4.7. Warner-Bratzler Shear Force

It is plausible that the differences occurring in tenderness could be a result of variability in the endpoint cooking temperature, thereby causing a reduction in cook loss and subsequent improvement in shear force. Shear force values often decrease as marbling and carcass fatness values increase [6,32]. Additionally, tenderness values can be dependent on factors such as the antemortem practices, postmortem conversion to meat, muscles that were sampled, and cookery method [46,47]. However, contrary to the current results, it has been reported that dietary treatments may affect cooked meat tenderness [46,47].

5. Conclusions

As emerging by-product feed supplements are being incorporated into livestock diets, it is increasingly important to understand how these impact carcass quality and meat shelf-life.
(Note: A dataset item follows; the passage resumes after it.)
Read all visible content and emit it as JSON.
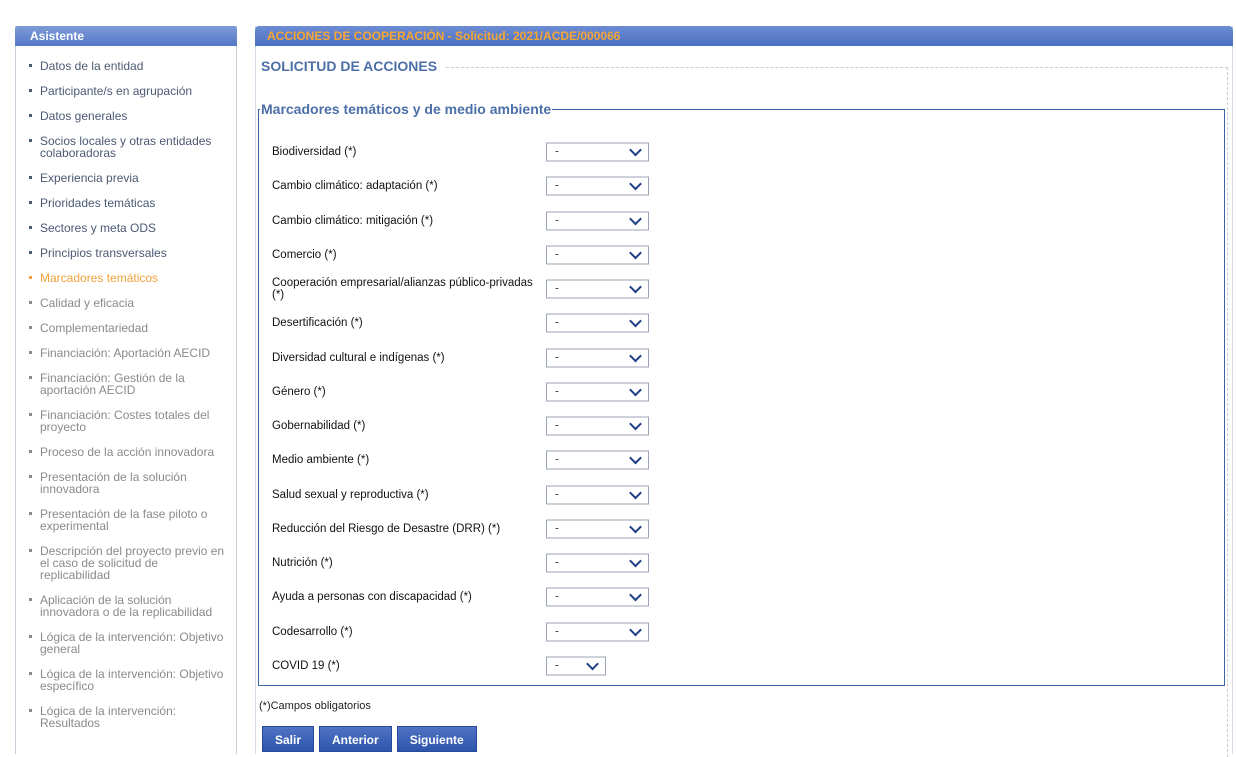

In this study, we provided a brief illustration of the influence of HSM within the goat diet on resulting goat meat. Overall, we demonstrated that, while various inclusion levels of this supplement have no impact on carcass characteristics, cook loss, or microbial growth, its use did affect some measures of meat quality over the shelf-life. Surface color, postmortem pH, and tenderness all fluctuated with changing dietary levels of HSM inclusion. These results suggest that a 10% inclusion level generally produces the most favorable results for meat quality. It would be advantageous for future research to evaluate the overall influence of HSM on sensory taste profiles of retail cuts from the goat carcass to further elicit any detrimental impacts of HSM as a by-product feed ingredient.